La langue française à Cuba : raisons d’espérer

 

L’empreinte de la présence française à Cuba est évidente. L’Île a été une terre d’asile pour les Français à partir du XVIIIe siècle, notamment après les évènements de la révolution haïtienne. Ils se sont établis à travers tout le pays à partir de 1791 ; ils ont transformé Santiago de Cuba, ils ont planté des caféiers dans les montagnes de la région orientale et, dans leur expansion, ils se sont enracinés en différents endroits de l’Île, d’une beauté exceptionnelle. De plus, ils ont fondé la ville de Cienfuegos dans la région méridionale du centre du pays. Ils ont développé le commerce dans la ville de Matanzas et ont fait bâtir des villas splendides dans les plantations de café des régions de La Havane et de la Sierra del Rosario, à Pinar del Río, à l’extrémité ouest.

Ils se sont implantés dans les montagnes environnantes de Santiago de Cuba, ont construit des plantations, des villas, des aqueducs ingénieux et des chemins carrossables. Ils ont fondé leur propre quartier à Santiago de Cuba, le Tivoli. Les esclaves noirs qui vinrent avec leurs maîtres apportèrent leur musique, leurs chants, leurs danses et ils ont créé les « tumbas » françaises où ils dansaient en imitant les dames et les messieurs français mais au son des instruments à percussion. C’est devenu Patrimoine immatériel de l’Humanité par l’UNESCO.
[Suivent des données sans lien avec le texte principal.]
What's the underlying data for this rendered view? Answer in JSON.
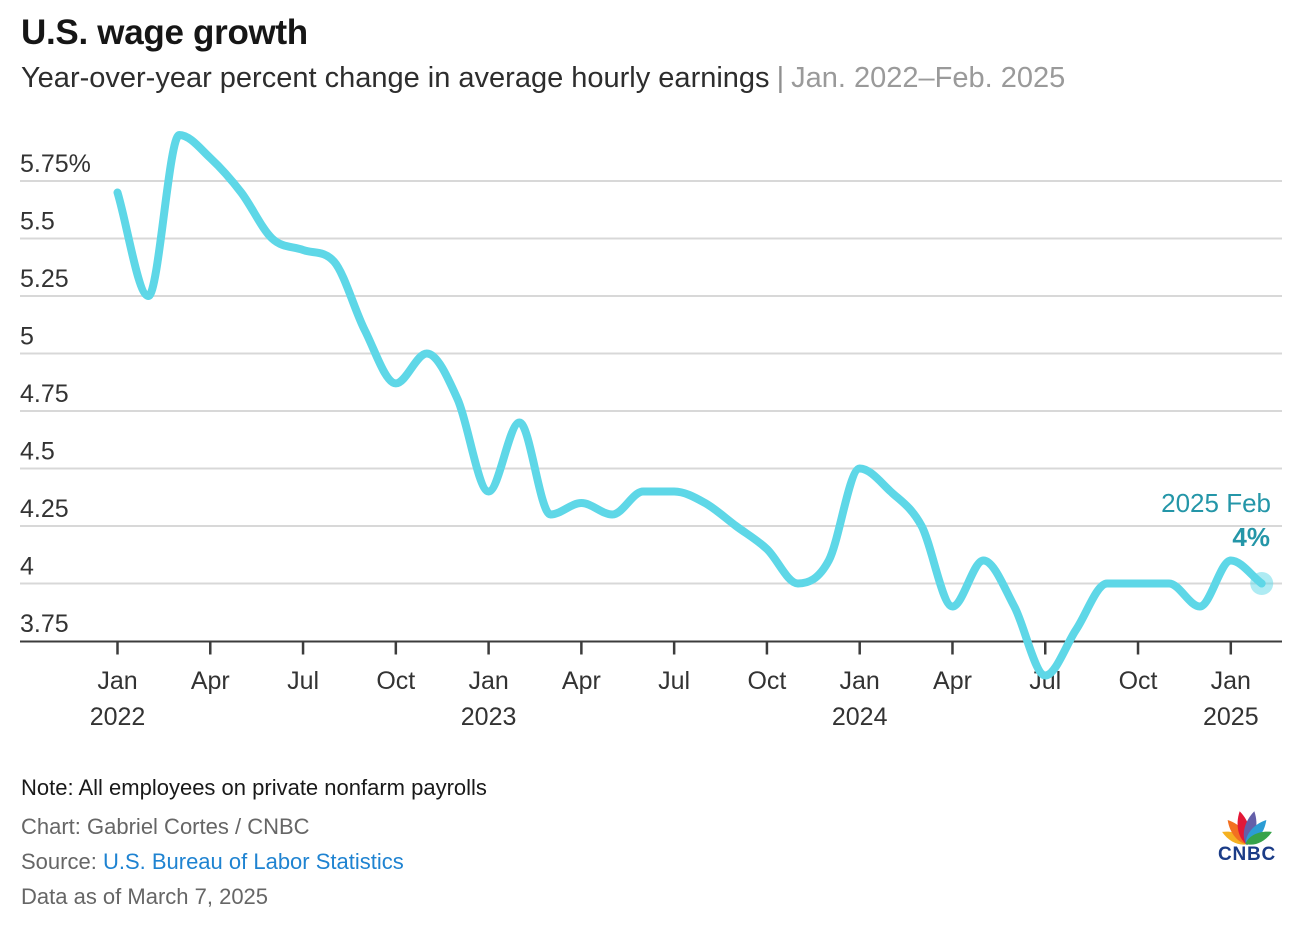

La bourgeoisie cubaine avait une prédilection marquée par le raffinement français, mobilier et ornements dans les superbes demeures de La Havane et les villes principales, ils voulaient vivre « à la française ».

Les élites de l’époque apprenaient le français car cette langue était une marque de distinction.

Déjà au XIXe siècle et sous la République, le français s’étudiait avec l’anglais, qui gagnait progressivement du terrain à cause notamment de la présence étasunienne dans tous les domaines de la vie du pays. La création de l’Alliance Française en 1952 à La Havane a été fondamentale pour maintenir l’influence du français dans le pays.

L’anglais s’est imposé comme première langue étrangère mais le français était aussi une option dans certaines carrières universitaires et était enseigné même dans les filières d’humanités au niveau du baccalauréat.

En 1959 le triomphe de la révolution entraîne un énorme essor culturel dans le pays où le fléau de l’analphabétisme a été éliminé et on a connu un boom de l’apprentissage des langues étrangères dont le français, toujours après l’anglais.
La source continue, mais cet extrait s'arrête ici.